I, am not a wing-it planner. I am an organiser. A micro-manager. I color coördinate and cross-reference my travel guide books. I print out all flight and hotel confirmations, have them in order, tabbed, ready for access. I print out maps, know how to get from the airport to the hotel, and what the check in and check out times are. Although I often book later than I should (when there are only one or two rooms left), I have narrowed my hotel down using Trip Advisor, blogs, lonely planet guides, a variety of booking websites and with knowledge of what the pros and cons of the place I decide to stay in. So although I have a friend who recently travelled South East Asia, and bought a tablet so they could book everything when they arrived and book bus tickets etc when there, they blatantly told me that they knew I could not survive like that. I am too much of an organiser. I would not be able to handle flying into a city without a place to stay, and venturing out to find accommodation. I protested, albeit weakly, but then came to the same conclusion that I would not be able to travel like that, no matter how much I think I could.
But is this a bad thing?
I justify my extreme organisation on the fact that when I am overseas, I have a limited amount of time, and I therefore want to take full advantage of my time there. I want a place to stay so I don’t waste time looking for hotels and bargaining to get a good rate. I want to know the attractions so I know a rough idea of what to do each day, and what is close to one another so I don’t miss out. I also want to know how to get around, so I am not taken advantage of, and know the best and most efficient way, especially when buses or trains are involved, and can truly enjoy the trip as stress-free as possible.

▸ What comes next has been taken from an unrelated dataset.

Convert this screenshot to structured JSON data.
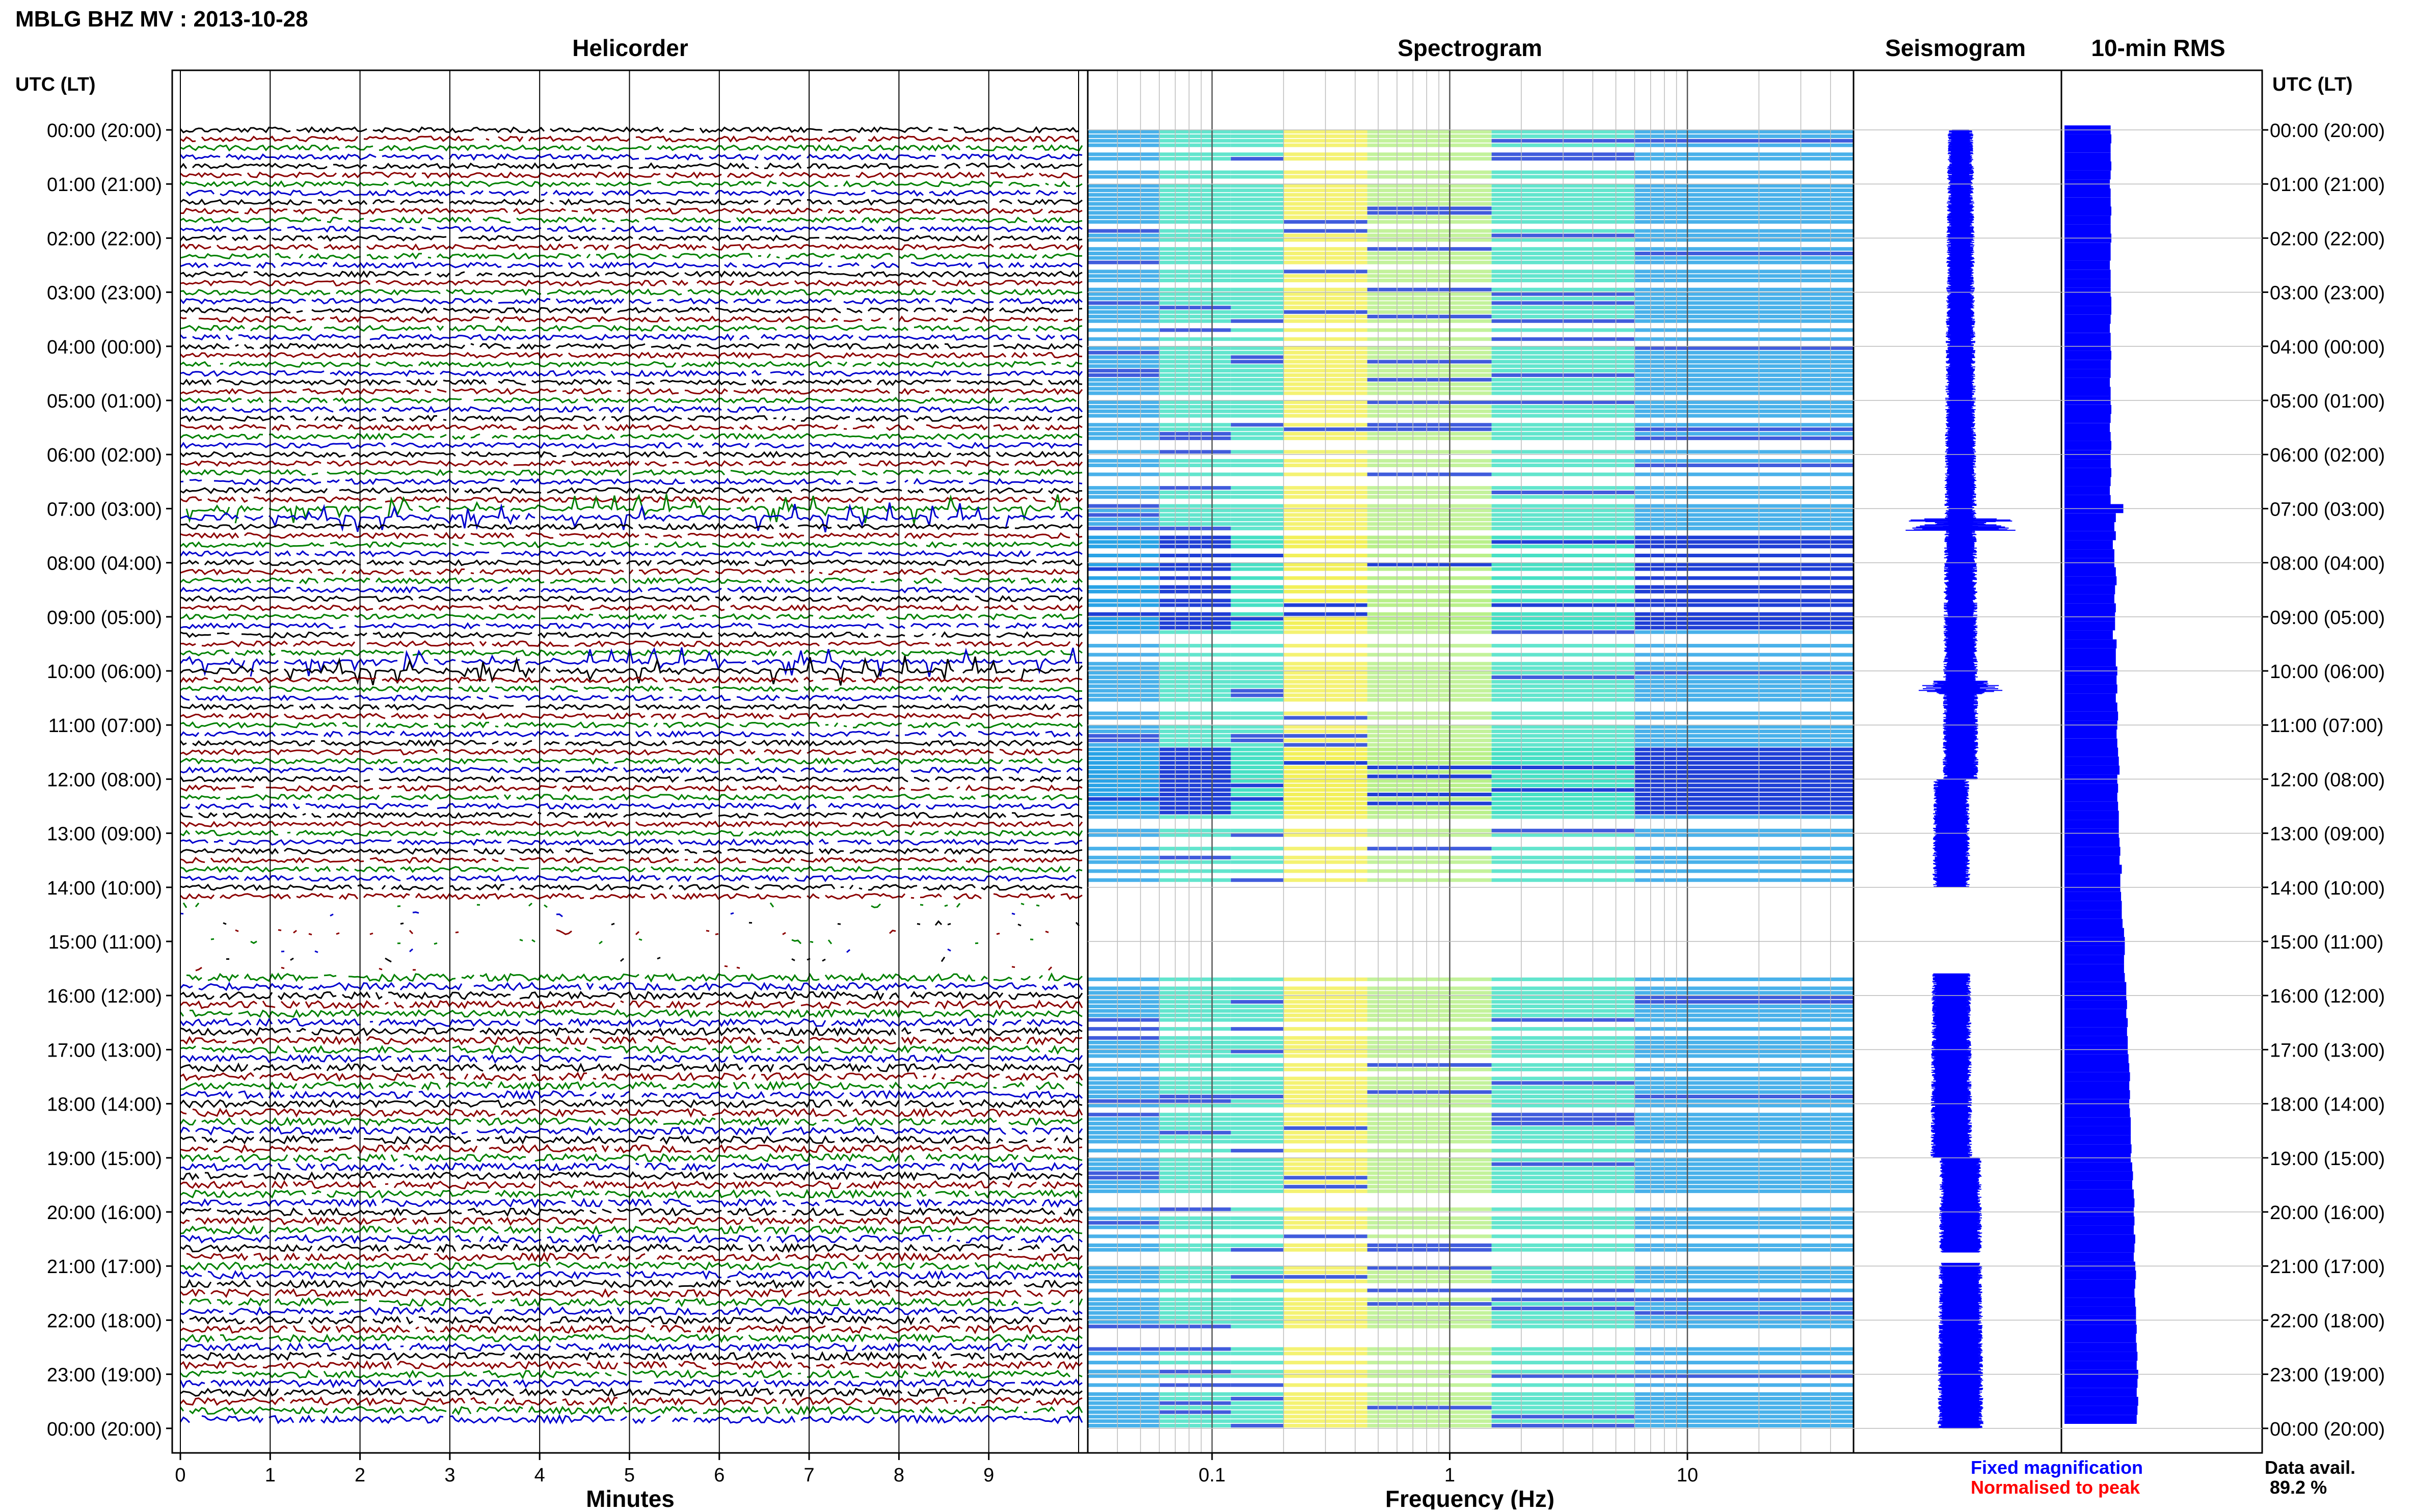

An example of when I tried being a wing-it planner ended fine, but only thanks to my travel companion calming me, telling me things would be fine, and pure luck. We were in Chamonix trying to get to Geneva for a flight that afternoon. We hadn’t booked shuttles in advance, because I figured we would book them when we arrived, and get the best price and best company. We forgot, and then the night before we went to happy hour at 3pm and by the time we left, the tourist office had shut. 7am the next morning, I called every single shuttle company. No one could take us in a shared shuttle. We were looking at 150 euro for a private taxi. But a lot of googling found that a bus did the same route, and whilst I had a bit of a meltdown, Andy got his cold-weather gear on, ventured into the snow and bought us two tickets at the train station 10 minutes walk away. Crisis averted.
The bus actually ended up being better – it was a double-decker bus, with about 10 travellers (taking up around 80 seats). We had a view, comfort, and were able to relax and take in the last of the snow before returning to summer in the southern hemisphere. And we arrived at the airport 4 hours early, plenty of time to check in and endure the chaos that is Easy Jet on a Sunday. But that is in itself another story.
But what about you? Are you one of the three travellers or planners I mention above? Do you organise like me, or are you more easy-going and casual when it comes to plans. Or are you a fourth type?